O Conselho Adventista do Sétimo Dia. — Achamos que a forma de aconselhar que se coadune com a filosofia adventista do sétimo dia, precisaria seguir um procedimento mais direto do que em geral é considerado eficiente pela maioria dos psicólogos. Anda o mundo em busca de maior certeza, de uma voz com a mensagem: “A voz do que clama no deserto: Endireitai o caminho do Senhor.” Isto não significaria que abandonemos métodos menos diretos, mas seguindo uma norma escolhida, escolhamos uma aproximação mais orientadora do que em geral é adotada. É a espécie de conselho que com bondade e paciência busca a oportunidade, e não simplesmente espera que ela chegue.
Sumário: Em conclusão temos os seguintes pontos:
- 1. Jesus usou um método de buscar a oportunidade. Êle foi a Samaria (S. João 4:4).
- 2. Tornou as pessoas conscientes da excessiva pecaminosidade do pecado, para abrir o caminho para a conversão: “Porque tiveste cinco maridos” (v. 18). Não obstante, com grande tacto preparou o caminho.
- 3. Mostrou que o caminho da obediência é o caminho da felicidade. (S. Mar. 10:17-19).
- 4. Repudiou o preconceito nacional e fêz os desprezados se sentirem satisfeitos. “Os judeus não se comunicam com os samaritanos.” “A hora vem, em que nem neste monte nem em Jerusalém adorareis o Pai.” “Deus é Espírito, e importa que os que O adoram O adorem em espírito e em verdade,” (S. João 4:9, 21 e 24.)
- 5. Êle privava com os publicanos e pecadores.
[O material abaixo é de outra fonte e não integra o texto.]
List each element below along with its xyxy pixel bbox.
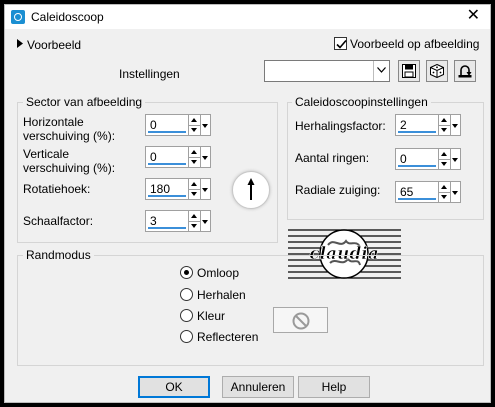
rotation-angle-label: Rotatiehoek: [23,182,91,196]
randomize-button[interactable] [426,60,448,82]
save-icon [402,64,416,78]
ring-count-input[interactable]: 0 [395,148,439,170]
vertical-offset-label-1: Verticale [23,147,70,161]
window-title: Caleidoscoop [31,10,104,24]
ring-count-updown[interactable] [439,148,451,170]
edge-option-color-radio[interactable] [180,309,193,322]
repeat-factor-input[interactable]: 2 [395,114,439,136]
edge-option-wrap-radio[interactable] [180,266,193,279]
edge-option-repeat-label[interactable]: Herhalen [197,288,246,302]
checkmark-icon [336,39,347,49]
horizontal-offset-updown[interactable] [189,114,201,136]
rotation-angle-spinner[interactable]: 180 [145,178,215,200]
vertical-offset-dropdown[interactable] [201,146,211,168]
scale-factor-input[interactable]: 3 [145,210,189,232]
repeat-factor-dropdown[interactable] [451,114,461,136]
sector-group-title: Sector van afbeelding [23,95,146,109]
title-bar: Caleidoscoop ✕ [5,5,490,29]
close-icon[interactable]: ✕ [467,7,480,25]
horizontal-offset-label-1: Horizontale [23,115,84,129]
edge-option-wrap-label[interactable]: Omloop [197,266,239,280]
settings-label: Instellingen [119,67,180,81]
ok-button[interactable]: OK [138,376,210,398]
scale-factor-updown[interactable] [189,210,201,232]
vertical-offset-updown[interactable] [189,146,201,168]
repeat-factor-updown[interactable] [439,114,451,136]
radial-suction-input[interactable]: 65 [395,181,439,203]
edge-mode-group-title: Randmodus [23,248,94,262]
preview-on-image-checkbox[interactable] [334,37,347,50]
edge-color-swatch[interactable] [273,307,328,333]
save-preset-button[interactable] [398,60,420,82]
radial-suction-updown[interactable] [439,181,451,203]
horizontal-offset-label-2: verschuiving (%): [23,129,116,143]
reset-button[interactable] [454,60,476,82]
edge-option-color-label[interactable]: Kleur [197,309,225,323]
preview-on-image-label: Voorbeeld op afbeelding [350,37,480,51]
radial-suction-label: Radiale zuiging: [295,183,381,197]
ring-count-spinner[interactable]: 0 [395,148,465,170]
scale-factor-spinner[interactable]: 3 [145,210,215,232]
dialog-window: Caleidoscoop ✕ Voorbeeld Voorbeeld op af… [4,4,491,403]
expand-arrow-icon[interactable] [17,39,23,48]
arrow-up-icon [247,178,255,200]
no-color-icon [292,312,310,330]
rotation-angle-input[interactable]: 180 [145,178,189,200]
chevron-down-icon [377,67,386,73]
edge-option-reflect-label[interactable]: Reflecteren [197,330,258,344]
edge-option-repeat-radio[interactable] [180,288,193,301]
settings-preset-select[interactable] [264,60,390,82]
edge-option-reflect-radio[interactable] [180,330,193,343]
horizontal-offset-input[interactable]: 0 [145,114,189,136]
kaleidoscope-group-title: Caleidoscoopinstellingen [292,95,431,109]
rotation-angle-dropdown[interactable] [201,178,211,200]
radial-suction-dropdown[interactable] [451,181,461,203]
vertical-offset-label-2: verschuiving (%): [23,161,116,175]
scale-factor-label: Schaalfactor: [23,214,94,228]
reset-icon [458,65,472,78]
vertical-offset-input[interactable]: 0 [145,146,189,168]
ring-count-dropdown[interactable] [451,148,461,170]
edge-mode-group [17,255,484,366]
rotation-angle-updown[interactable] [189,178,201,200]
scale-factor-dropdown[interactable] [201,210,211,232]
horizontal-offset-spinner[interactable]: 0 [145,114,215,136]
dropdown-arrow[interactable] [373,61,389,81]
horizontal-offset-dropdown[interactable] [201,114,211,136]
ring-count-label: Aantal ringen: [295,151,370,165]
preview-toggle-label[interactable]: Voorbeeld [27,38,81,52]
repeat-factor-label: Herhalingsfactor: [295,119,386,133]
vertical-offset-spinner[interactable]: 0 [145,146,215,168]
repeat-factor-spinner[interactable]: 2 [395,114,465,136]
radial-suction-spinner[interactable]: 65 [395,181,465,203]
rotation-dial[interactable] [232,171,270,209]
dice-icon [430,64,444,78]
cancel-button[interactable]: Annuleren [222,376,294,398]
help-button[interactable]: Help [298,376,370,398]
app-icon [11,10,25,24]
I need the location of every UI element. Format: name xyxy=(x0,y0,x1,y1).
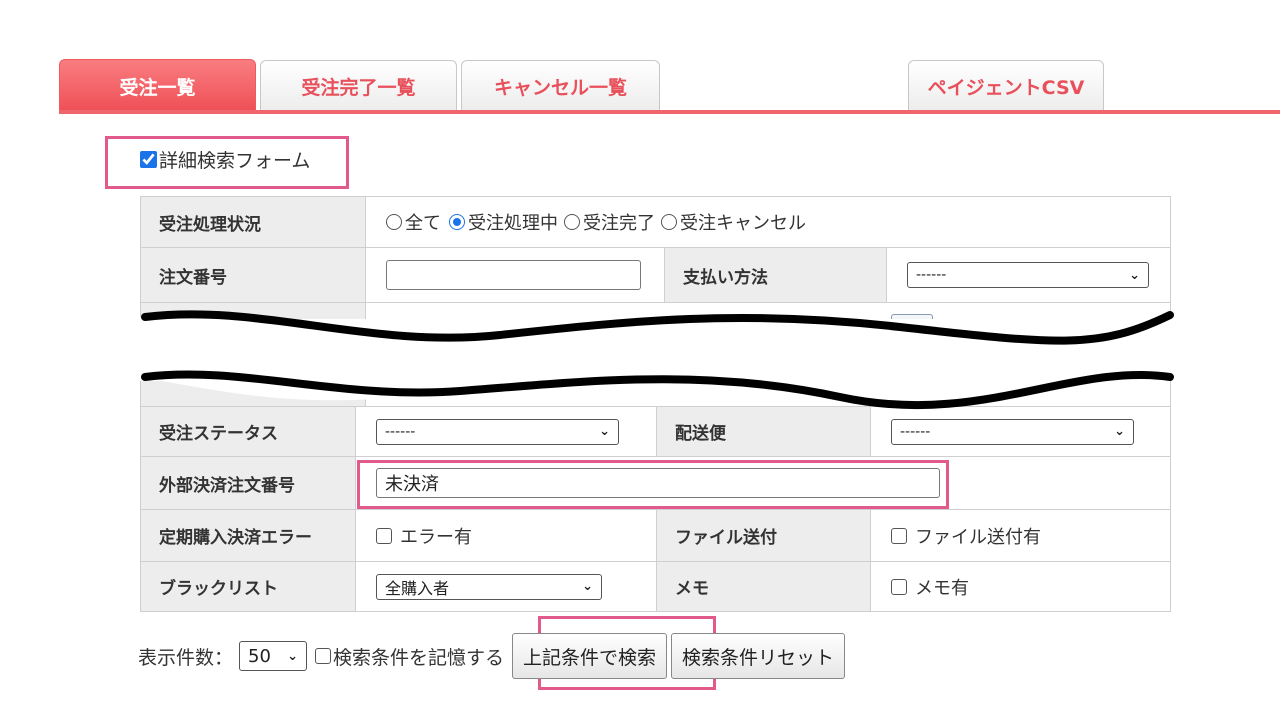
order-number-label: 注文番号 xyxy=(141,248,366,302)
subscription-error-checkbox[interactable] xyxy=(376,527,392,544)
per-page-select[interactable]: 50 ⌄ xyxy=(239,641,308,671)
memo-label: メモ xyxy=(656,562,871,611)
order-status-value: ------ xyxy=(385,423,416,440)
blacklist-label: ブラックリスト xyxy=(141,562,356,611)
file-send-text: ファイル送付有 xyxy=(915,526,1041,548)
file-send-checkbox[interactable] xyxy=(891,527,907,544)
tab-underline xyxy=(59,110,1280,114)
row-external-payment: 外部決済注文番号 未決済 xyxy=(141,457,1170,510)
row-status: 受注処理状況 全て 受注処理中 受注完了 受注キャンセル xyxy=(141,197,1170,248)
tab-completed-list[interactable]: 受注完了一覧 xyxy=(260,60,457,112)
delivery-select[interactable]: ------ ⌄ xyxy=(891,418,1134,445)
external-payment-input[interactable]: 未決済 xyxy=(376,468,940,498)
order-number-input[interactable] xyxy=(386,260,641,290)
file-send-label: ファイル送付 xyxy=(656,510,871,561)
per-page-label: 表示件数： xyxy=(138,646,234,669)
delivery-value: ------ xyxy=(900,423,931,440)
external-payment-label: 外部決済注文番号 xyxy=(141,457,356,509)
memo-text: メモ有 xyxy=(915,577,969,599)
radio-cancel[interactable] xyxy=(661,214,677,230)
redaction-overlay xyxy=(140,310,1180,410)
row-subscription-error: 定期購入決済エラー エラー有 ファイル送付 ファイル送付有 xyxy=(141,510,1170,562)
row-blacklist: ブラックリスト 全購入者 ⌄ メモ メモ有 xyxy=(141,562,1170,611)
radio-processing-label: 受注処理中 xyxy=(468,213,558,234)
tab-order-list[interactable]: 受注一覧 xyxy=(59,59,256,113)
status-radio-group: 全て 受注処理中 受注完了 受注キャンセル xyxy=(366,197,1170,247)
payment-method-value: ------ xyxy=(916,267,947,283)
radio-all[interactable] xyxy=(386,214,402,230)
remember-label: 検索条件を記憶する xyxy=(333,646,505,669)
radio-complete[interactable] xyxy=(564,214,580,230)
chevron-down-icon: ⌄ xyxy=(599,424,610,439)
subscription-error-text: エラー有 xyxy=(400,526,472,548)
order-status-select[interactable]: ------ ⌄ xyxy=(376,418,619,445)
detail-search-toggle[interactable]: 詳細検索フォーム xyxy=(140,146,310,173)
blacklist-select[interactable]: 全購入者 ⌄ xyxy=(376,573,602,600)
per-page-value: 50 xyxy=(248,645,271,667)
blacklist-value: 全購入者 xyxy=(385,578,450,598)
chevron-down-icon: ⌄ xyxy=(1129,267,1140,283)
detail-search-label: 詳細検索フォーム xyxy=(159,150,311,172)
row-order-number: 注文番号 支払い方法 ------ ⌄ xyxy=(141,248,1170,303)
status-label: 受注処理状況 xyxy=(141,197,366,247)
radio-cancel-label: 受注キャンセル xyxy=(680,213,806,234)
tab-bar: 受注一覧 受注完了一覧 キャンセル一覧 ペイジェントCSV xyxy=(0,0,1280,116)
chevron-down-icon: ⌄ xyxy=(582,579,593,594)
remember-checkbox[interactable] xyxy=(315,648,332,664)
chevron-down-icon: ⌄ xyxy=(1114,424,1125,439)
payment-method-label: 支払い方法 xyxy=(664,248,887,302)
bottom-controls: 表示件数： 50 ⌄ 検索条件を記憶する 上記条件で検索 検索条件リセット xyxy=(138,632,846,680)
search-button[interactable]: 上記条件で検索 xyxy=(512,633,668,679)
tab-paygent-csv[interactable]: ペイジェントCSV xyxy=(908,60,1104,112)
payment-method-select[interactable]: ------ ⌄ xyxy=(907,262,1149,288)
chevron-down-icon: ⌄ xyxy=(287,648,299,664)
tab-cancel-list[interactable]: キャンセル一覧 xyxy=(461,60,660,112)
memo-checkbox[interactable] xyxy=(891,578,907,595)
radio-all-label: 全て xyxy=(405,213,441,234)
radio-complete-label: 受注完了 xyxy=(583,213,655,234)
detail-search-checkbox[interactable] xyxy=(140,151,157,168)
radio-processing[interactable] xyxy=(449,214,465,230)
reset-button[interactable]: 検索条件リセット xyxy=(671,633,846,679)
subscription-error-label: 定期購入決済エラー xyxy=(141,510,356,561)
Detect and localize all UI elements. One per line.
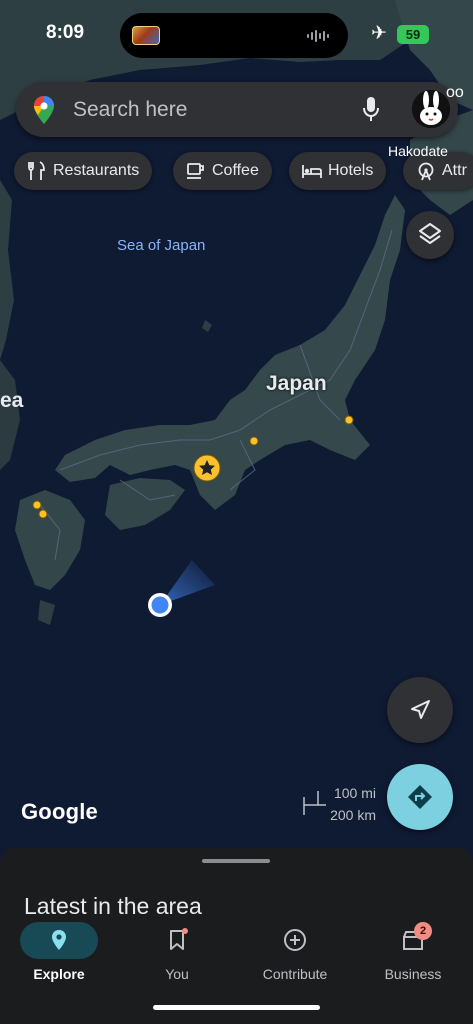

Era um homem entre os homens.
- 6. Amava as pessoas. Isto, por sua vez, lhes conquistava o amor.
- 7. Sua própria segurança e paz íntimas O ajudaram a ganhar outros. “Nunca, homem algum falou assim como êste Homem.” “Ensinava como tendo autoridade; e não como os escribas.” (S. João 7:46; S. Mat. 7:29.)
Partilhar
Como ficou declarado, o conselho pastoral não é uma experiência unilateral. Não é apenas dar. A fim de dar precisa alguém receber, e a própria experiência de aconselhar provê uma entrada, bem como uma saída. Um dos mais belos exemplos do divino partilhar com a humanidade em “conselho” é encontrado em Gênesis 18:17. Tinha o Senhor que destruir as cidades da planície, mas quis que Abraão comprendesse. Não quis o Senhor fazê-lo sem o conhecimento de Abraão; falou-lhe da destruição iminente. Abraão foi tocado do divino amor intercessório e pleiteou como o Senhor em favor de cinqüenta, quarenta, trinta, vinte, dez. Abraão por fim reconheceu que o Senhor estava destruindo as cidades por não haver outra alternativa. Diz, então, o registo: “E foi-Se o Senhor, quando acabou de falar a Abraão; e Abraão tornou ao seu lugar.”
Há, nessa experiência, uma lição importante. Essa espécie de partilha não é nascida do espírito de importância nem de presunção, mas é o produto de uma sincera humildade e de profunda experiência cristã. Desta experiência, diz Ellen G. White:
“Não havia qualquer confiança em si próprio, nem jactância pela sua justiça [de Abraão]. Não pretendia graça pelo motivo de sua obediência, ou dos sacrifícios que fizera ao cumprir a vontade de Deus. Sendo êle próprio pecador, rogava em prol do pecador.” — Patriarcas e Profetas, pág. 149.
A humildade de Abraão, seu interêsse intenso, sua disposição, como suplicante, para receber, sua intercessão para partilhar, elevou-o na amizade de Deus. Foram justamente êsses carcterísticos que lhe tornaram o conselho e a amizade valiosos para quem o conhecia. Êsses característicos são básicos entre os requisitos dos que querem ser pastôres e conselheiros.